We use the MASTER method [19] in order to measure the power spectrum on our maps. Within this framework, maps are obtained by coadding the filtered timelines on the sky. In the case of pure white noise, this leads to optimal maps. We filter our timelines keeping only frequencies between 1 and 45 Hz so that the resulting power spectrum is very close to be white. The pseudo-$C_\ell$ spectrum is obtained using anafast in Healpix package [20]. We then estimate the noise angular power spectrum on the coadded maps using a set of Monte-Carlo simulations. The effect of the filter on the underlying sky is also estimated via Monte-Carlo simulations.
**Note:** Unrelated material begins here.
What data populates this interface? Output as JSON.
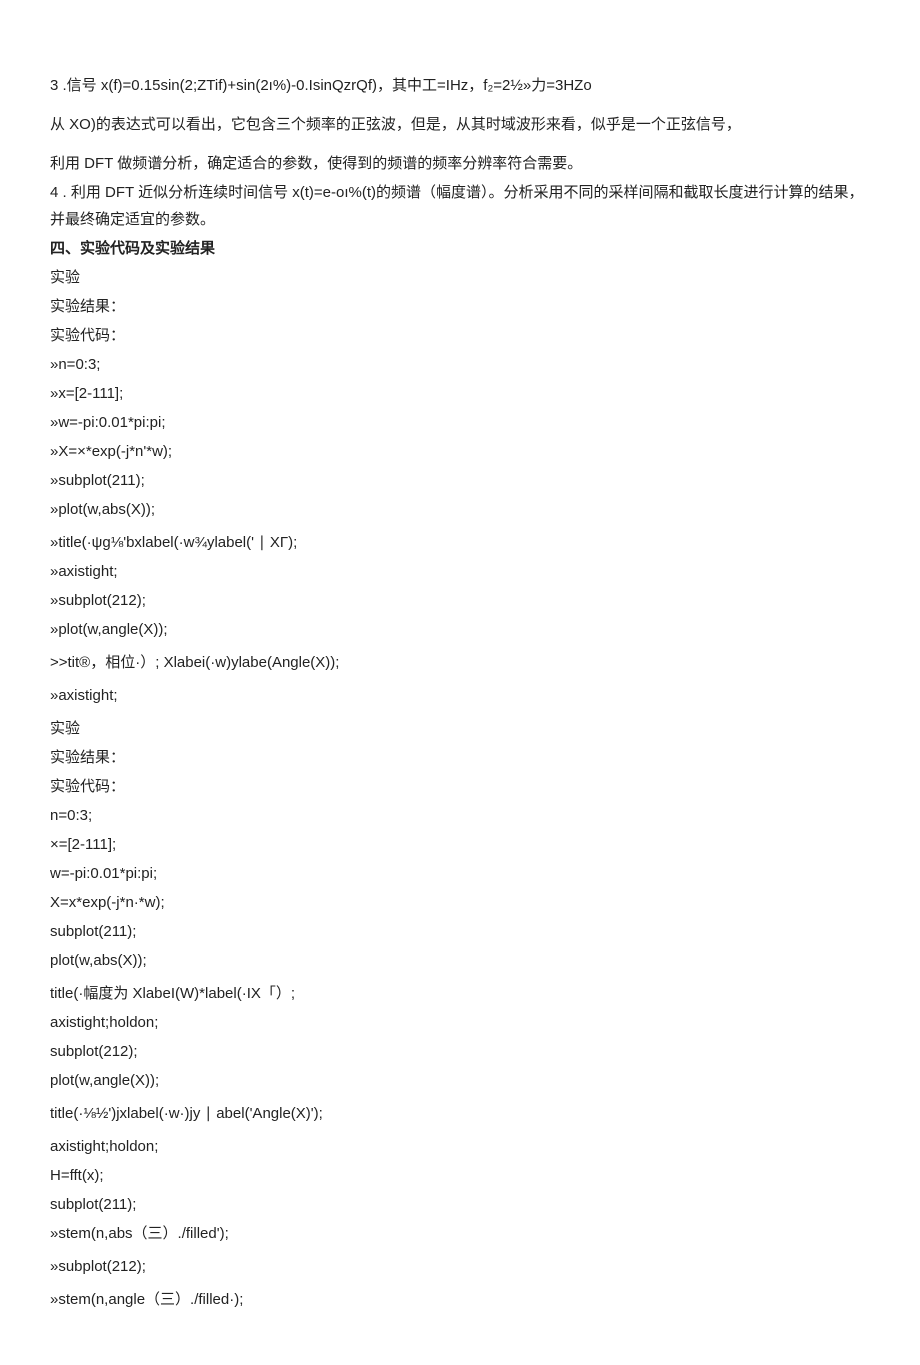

The mode mixing effect is deconvolved following [19]. All these corrections allow us to transform the pseudo-$C_\ell$ spectrum into a real angular power spectrum. We estimated the non optimality of our power spectrum (due to the non optimal maps) to be less than 30% at all scales. The power spectrum estimation is at the moment under test. The expected accuracy for 10 bolometers, obtained through full simulations from timelines to power spectrum with realistic noise (measured on the real timelines), is shown in top panel of Figure .

Figure: Estimated power spectrum accuracy for the 7h30 Kiruna scientific flight (top) and for the incoming 24 hours flights (bottom). Both were obtained for 10 bolometers from the average of one thousand realistic simulations of the Archeops timelines and noise structure.